What Home Health Care Covers

Under Medicare, covered services include skilled nursing (wound care, IV therapy, injections, monitoring unstable conditions, and patient education), physical therapy, occupational therapy, speech therapy, medical social services, and medical supplies for use at home. You can also get durable medical equipment like hospital beds, walkers, and wheelchairs.

Home health aides can help with bathing, grooming, walking, changing bed linens, and feeding, but only if you’re also receiving a skilled service like nursing or therapy at the same time. The aide visits are an add-on, not a standalone benefit.

What’s not covered is equally important to understand. Medicare won’t pay for 24-hour care, meal delivery, housekeeping unrelated to your care plan, or personal care assistance when that’s the only service you need. The benefit is designed for part-time, intermittent medical care, not full-time caregiving.

What It Costs

If you qualify through Medicare, you pay $0 for covered home health services. There’s no copay and no deductible for the visits themselves. The one exception is durable medical equipment, where you’re responsible for 20% of the Medicare-approved amount. So the nursing visits and therapy sessions are free to you, but if you need a hospital bed or a specialized wheelchair, expect to cover a portion of that cost.

Getting Home Health Through Medicaid

If you don’t have Medicare or need services that go beyond what Medicare covers, Medicaid may be an option. Every state runs its own Medicaid program within federal guidelines, so eligibility rules and available services vary considerably by where you live.

Many states offer Home and Community-Based Services (HCBS) waivers, which are specifically designed for people who would otherwise need care in a nursing home but prefer to stay at home. These waivers can cover a broader range of services than Medicare, including personal care assistance, homemaker services, and respite care for family caregivers. To qualify, you generally must meet your state’s income and asset limits and demonstrate that you need a nursing-home level of care. States set a maximum number of people they serve under each waiver, so there may be a waiting list.
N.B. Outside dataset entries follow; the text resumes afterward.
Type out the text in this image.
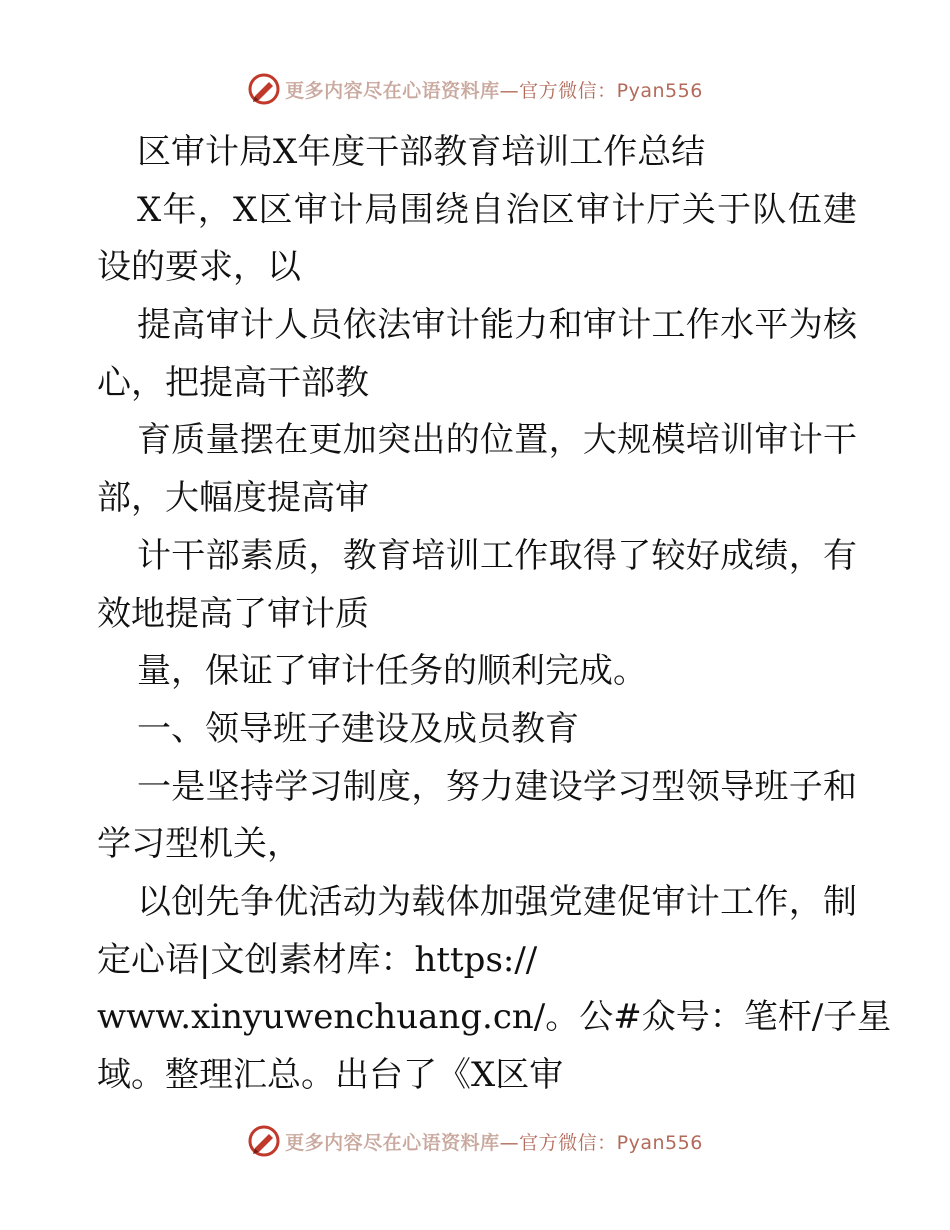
更多内容尽在心语资料库 —官方微信：Pyan556
区审计局X年度干部教育培训工作总结
X年，X区审计局围绕自治区审计厅关于队伍建
设的要求，以
提高审计人员依法审计能力和审计工作水平为核
心，把提高干部教
育质量摆在更加突出的位置，大规模培训审计干
部，大幅度提高审
计干部素质，教育培训工作取得了较好成绩，有
效地提高了审计质
量，保证了审计任务的顺利完成。
一、领导班子建设及成员教育
一是坚持学习制度，努力建设学习型领导班子和
学习型机关，
以创先争优活动为载体加强党建促审计工作，制
定心语|文创素材库：https://
www.xinyuwenchuang.cn/。公#众号：笔杆/子星
域。整理汇总。出台了《X区审
更多内容尽在心语资料库 —官方微信：Pyan556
Contact your state Medicaid office or local Area Agency on Aging to find out what’s available and how to apply.

Using Private Insurance

Private health insurance plans often cover home health care, but the rules differ from Medicare. Most private insurers require prior authorization before services begin. If your provider is in-network, they typically handle the authorization request for you. If you’re using an out-of-network provider, you may need to submit the request yourself, and skipping this step could mean paying the full cost out of pocket.

Insurance companies generally respond to prior authorization requests within 5 to 10 business days. They may approve the request, deny it, ask for additional documentation, or recommend a less costly alternative first. The number of approved visits, the types of services covered, and your copay or coinsurance amounts all depend on your specific plan. Call the member services number on your insurance card before starting the process so you know exactly what’s covered and what paperwork your provider needs to submit.

How to Compare Home Health Agencies

Not all agencies deliver the same quality of care. Medicare’s Care Compare website rates certified agencies on two separate scales: a quality-of-patient-care star rating (based on measurable outcomes like whether patients improved in walking or moving around) and a patient survey rating (based on what patients and caregivers reported about their experience). Both use a five-star system.

Beyond the ratings, ask practical questions when interviewing agencies. Find out how quickly they can start services, whether they have staff trained in your specific condition, how they handle emergencies or after-hours concerns, and how they communicate with your doctor. A good agency keeps your physician updated on your progress and adjusts your care plan as your needs change. You also have the right to switch agencies at any time if you’re not satisfied with the care you’re receiving.